After backing more than 100 businesses over the past two decades, our team often gets asked the same question: “What’s a typical Livingbridge deal?” As a flexible investor, it can be hard to define.
It’s certainly true that we look for some key features in all the businesses in which we invest. We’re excited by businesses capable of growing rapidly in large markets, often because they’re doing something specialist or disruptive, or coming at the market from a different angle. We look for someone to back – that might be the founder of the business, say, or a management team.
As for the deal itself, those come in all shapes and sizes:
Buyouts and replacement capital
From buying a business outright, to backing an MBO, to taking a stake – we’re flexible investors and we can do all sorts of deals. Much will depend on what the management team are looking for. For many founders, replacement capital provides liquidity as we work together to grow their business, and we have backed over 50 of these types of deals in the past.
Some of our recent deals:
MBO: Armstrong Craven, Stowe Family Law
Secondary buyout: Broadstone, Giacom, M247
Replacement capital: Mobysoft, Exclaimer and Direct Ferries.
Minority and majority stakes
Our focus is on building a strong relationship with the management team of the business, helping them to achieve their ambitions and fulfil the company’s potential; we’re less interested in whether the best way to do that is by taking a minority or a majority stake and we’ve happily done both in the past. For example, we invested in minority stakes of Reed & Mackay and Kingsbridge and we invested in a majority stake of M247.
Different cheque sizes
We invest through two different funds in businesses with an EV of up to £200m.
- Livingbridge Enterprise invests in companies with an EV of up to £50m. We have a track record of over 50 investments in this space including Key Travel, Bistrot Pierre and Kingsbridge.
- Livingbridge Mid-market invests in companies with an EV from £50m to £200m. Examples include Exclaimer and M247.
But we want to be able to provide more value than just capital to our investees. The support we offer businesses after the deal completes varies from company to company; we don’t apply a one-size-fits-all approach to the businesses we back, because they’re all different.

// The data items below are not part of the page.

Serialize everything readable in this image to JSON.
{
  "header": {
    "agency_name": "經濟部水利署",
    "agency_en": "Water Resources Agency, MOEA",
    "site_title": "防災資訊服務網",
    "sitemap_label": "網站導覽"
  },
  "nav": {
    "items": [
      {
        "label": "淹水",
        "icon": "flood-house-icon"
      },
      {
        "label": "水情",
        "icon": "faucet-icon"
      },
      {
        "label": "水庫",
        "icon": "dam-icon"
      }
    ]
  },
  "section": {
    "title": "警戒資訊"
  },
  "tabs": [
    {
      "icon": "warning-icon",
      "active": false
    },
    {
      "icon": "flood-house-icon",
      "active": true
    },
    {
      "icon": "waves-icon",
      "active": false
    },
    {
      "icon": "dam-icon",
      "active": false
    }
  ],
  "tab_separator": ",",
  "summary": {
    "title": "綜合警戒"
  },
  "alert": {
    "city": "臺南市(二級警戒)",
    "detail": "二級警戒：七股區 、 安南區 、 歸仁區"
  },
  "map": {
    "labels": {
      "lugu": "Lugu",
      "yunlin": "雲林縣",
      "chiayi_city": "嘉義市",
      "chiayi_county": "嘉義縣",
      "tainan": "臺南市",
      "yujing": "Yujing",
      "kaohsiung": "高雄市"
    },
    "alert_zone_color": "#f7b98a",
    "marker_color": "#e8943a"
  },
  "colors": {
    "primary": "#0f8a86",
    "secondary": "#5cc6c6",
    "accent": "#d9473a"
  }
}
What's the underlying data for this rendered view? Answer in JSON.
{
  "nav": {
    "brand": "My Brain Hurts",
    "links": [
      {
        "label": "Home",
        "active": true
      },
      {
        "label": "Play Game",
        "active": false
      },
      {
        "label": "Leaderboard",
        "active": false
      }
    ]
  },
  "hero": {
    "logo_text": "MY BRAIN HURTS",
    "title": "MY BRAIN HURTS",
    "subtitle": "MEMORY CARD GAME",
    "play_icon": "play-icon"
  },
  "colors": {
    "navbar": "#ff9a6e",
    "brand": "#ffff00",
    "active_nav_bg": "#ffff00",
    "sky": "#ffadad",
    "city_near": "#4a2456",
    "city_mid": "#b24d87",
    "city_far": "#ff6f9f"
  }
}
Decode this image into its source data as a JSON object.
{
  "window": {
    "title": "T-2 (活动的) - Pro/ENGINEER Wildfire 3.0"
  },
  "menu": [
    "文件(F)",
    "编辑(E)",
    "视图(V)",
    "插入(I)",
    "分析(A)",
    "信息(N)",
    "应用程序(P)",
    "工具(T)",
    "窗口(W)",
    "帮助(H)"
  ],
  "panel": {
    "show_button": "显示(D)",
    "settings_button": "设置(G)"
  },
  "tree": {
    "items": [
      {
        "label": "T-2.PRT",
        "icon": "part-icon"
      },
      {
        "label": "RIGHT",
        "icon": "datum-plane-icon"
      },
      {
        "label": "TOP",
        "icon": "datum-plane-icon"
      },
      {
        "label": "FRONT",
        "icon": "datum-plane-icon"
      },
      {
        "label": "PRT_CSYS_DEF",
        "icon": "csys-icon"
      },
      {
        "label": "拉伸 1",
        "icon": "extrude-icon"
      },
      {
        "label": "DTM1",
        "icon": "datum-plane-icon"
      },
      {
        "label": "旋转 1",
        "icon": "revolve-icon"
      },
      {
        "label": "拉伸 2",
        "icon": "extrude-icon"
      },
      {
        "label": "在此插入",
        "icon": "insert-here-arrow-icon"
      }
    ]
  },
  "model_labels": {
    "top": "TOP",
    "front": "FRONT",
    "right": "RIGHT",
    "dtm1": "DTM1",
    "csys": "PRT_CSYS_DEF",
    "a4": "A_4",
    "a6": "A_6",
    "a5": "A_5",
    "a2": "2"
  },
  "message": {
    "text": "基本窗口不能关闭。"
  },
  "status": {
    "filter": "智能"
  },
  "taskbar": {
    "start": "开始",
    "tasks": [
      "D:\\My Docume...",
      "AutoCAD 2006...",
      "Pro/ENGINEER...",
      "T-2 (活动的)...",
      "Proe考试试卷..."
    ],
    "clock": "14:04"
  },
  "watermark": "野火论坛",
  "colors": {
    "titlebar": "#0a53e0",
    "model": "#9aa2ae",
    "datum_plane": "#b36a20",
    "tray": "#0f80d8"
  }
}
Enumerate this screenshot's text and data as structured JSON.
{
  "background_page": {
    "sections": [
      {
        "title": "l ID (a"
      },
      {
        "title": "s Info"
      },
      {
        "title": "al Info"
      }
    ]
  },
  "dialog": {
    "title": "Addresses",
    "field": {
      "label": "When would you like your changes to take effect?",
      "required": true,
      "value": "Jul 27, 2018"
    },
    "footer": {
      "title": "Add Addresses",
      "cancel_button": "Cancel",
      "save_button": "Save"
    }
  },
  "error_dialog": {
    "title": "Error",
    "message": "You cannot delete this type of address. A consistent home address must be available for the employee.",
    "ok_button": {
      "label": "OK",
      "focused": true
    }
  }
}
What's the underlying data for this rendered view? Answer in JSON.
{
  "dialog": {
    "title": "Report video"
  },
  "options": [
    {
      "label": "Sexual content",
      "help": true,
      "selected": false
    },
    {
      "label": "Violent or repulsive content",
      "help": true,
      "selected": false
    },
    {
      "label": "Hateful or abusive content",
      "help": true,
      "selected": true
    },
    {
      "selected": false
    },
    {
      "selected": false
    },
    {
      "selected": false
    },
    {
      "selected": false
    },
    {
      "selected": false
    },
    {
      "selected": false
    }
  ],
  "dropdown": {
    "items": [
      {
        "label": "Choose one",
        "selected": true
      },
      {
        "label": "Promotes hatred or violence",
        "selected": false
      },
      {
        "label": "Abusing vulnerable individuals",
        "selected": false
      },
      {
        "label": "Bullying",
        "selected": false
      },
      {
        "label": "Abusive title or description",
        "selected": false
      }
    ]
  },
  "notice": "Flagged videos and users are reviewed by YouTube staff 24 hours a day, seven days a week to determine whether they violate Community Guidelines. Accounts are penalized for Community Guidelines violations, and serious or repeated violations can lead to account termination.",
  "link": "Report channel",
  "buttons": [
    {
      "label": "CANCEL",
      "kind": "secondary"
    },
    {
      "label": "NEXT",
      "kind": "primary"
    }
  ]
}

What does this support mean in practice? It can come from our talent team helping investees find world class senior hires; or perhaps from our team of experts in customer acquisition who work very closely with our portfolio businesses, using data and analytics tools to understand their markets in granular detail – where the customers are, which channels represent the best opportunities to acquire more of those customers, and how to exploit such opportunities; or our insight team that can help identify and approach acquisition targets for businesses looking to pursue a buy and build strategy. This support is truly global, and through our international offices in Australia and the US, and our global network of PE partners, we are well placed to supercharge international growth.
In the end, it’s the work we do together with management teams that is the biggest single factor in the returns on investment for everyone involved. We’re deal agnostic, but passionate about value, ambition and growth.